# Access Point #: MAFS.912.A-SSE.2.AP.3e

Use properties of exponents (such as power of a power, product of powers, power of a product, and rational exponents, etc.) to write an equivalent form of an exponential function to reveal and explain specific information about its approximate rate of growth or decay.
Clarifications:

#### Essential Understandings

Concrete:

• Add and subtract integers (e.g., use manipulatives, a number line or calculator to add 2 + -5).
• Use manipulatives to demonstrate what an exponent represents .
• Produce the correct amount of base numbers to be multiplied given a graphic organizer or template.
• Use manipulatives to simplify expressions using properties of exponents. (such as power of a power, product of powers, power of a product, and rational exponents, etc.).
• Use manipulatives to demonstrate exponential decay or growth. (i.e., Given a cup of M&M’s, pour them on a plate and remove the M&M’s with the M side up. Collect the remaining M&M’s and put in cup and repeat until there is only 1 M&M left. Record data and graph at each step.)
• Given a table, identify whether a function is growing exponentially.

• Given an equation, identify whether it is an exponential function.

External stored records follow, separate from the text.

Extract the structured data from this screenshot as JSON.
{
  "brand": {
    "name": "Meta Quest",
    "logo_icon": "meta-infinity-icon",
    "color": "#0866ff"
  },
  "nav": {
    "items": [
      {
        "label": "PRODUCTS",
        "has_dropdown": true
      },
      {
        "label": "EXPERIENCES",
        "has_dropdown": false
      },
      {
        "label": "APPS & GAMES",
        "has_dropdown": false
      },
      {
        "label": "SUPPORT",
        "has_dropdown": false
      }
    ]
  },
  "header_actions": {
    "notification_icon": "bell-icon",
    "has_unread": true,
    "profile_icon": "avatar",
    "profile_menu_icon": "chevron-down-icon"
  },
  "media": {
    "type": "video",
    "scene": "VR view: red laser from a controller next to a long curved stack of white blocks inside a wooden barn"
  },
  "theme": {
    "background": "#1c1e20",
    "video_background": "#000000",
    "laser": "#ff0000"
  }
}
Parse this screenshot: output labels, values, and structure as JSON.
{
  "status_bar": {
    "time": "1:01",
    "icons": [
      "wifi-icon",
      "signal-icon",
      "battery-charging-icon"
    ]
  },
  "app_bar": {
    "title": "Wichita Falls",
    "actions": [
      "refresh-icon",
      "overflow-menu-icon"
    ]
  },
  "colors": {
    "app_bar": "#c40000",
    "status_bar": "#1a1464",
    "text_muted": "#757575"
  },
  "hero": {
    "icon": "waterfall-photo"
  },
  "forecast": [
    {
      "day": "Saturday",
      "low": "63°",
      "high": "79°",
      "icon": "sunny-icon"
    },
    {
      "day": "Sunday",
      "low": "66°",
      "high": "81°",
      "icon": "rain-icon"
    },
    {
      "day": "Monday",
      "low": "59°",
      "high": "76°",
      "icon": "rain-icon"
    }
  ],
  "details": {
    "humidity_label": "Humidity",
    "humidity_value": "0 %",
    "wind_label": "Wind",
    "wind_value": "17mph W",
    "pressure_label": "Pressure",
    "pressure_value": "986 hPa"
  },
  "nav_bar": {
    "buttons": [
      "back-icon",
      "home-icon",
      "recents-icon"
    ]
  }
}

• Identify whether an exponential function is a growth function or a decay function based on its graph.

Representation:
• Understand the following concepts, symbols, and vocabulary: base number, exponent, integer.
• Select the correct expanded form of what an exponent represents
.
• Identify the number of times the base number will be multiplied based on the exponent.
• Understand that a negative exponent will result in a fraction with a numerator of 1 .
• Understand that b determines whether the graph will be increasing (growth) or decreasing (decay).

• Understand that b can be written as (1+r) or (1-r) where r is the rate of change.

General Information
Number: MAFS.912.A-SSE.2.AP.3e
Category: Access Points
Cluster: Write expressions in equivalent forms to solve problems. (Algebra 1 - Supporting Cluster) (Algebra 2 - Major Cluster)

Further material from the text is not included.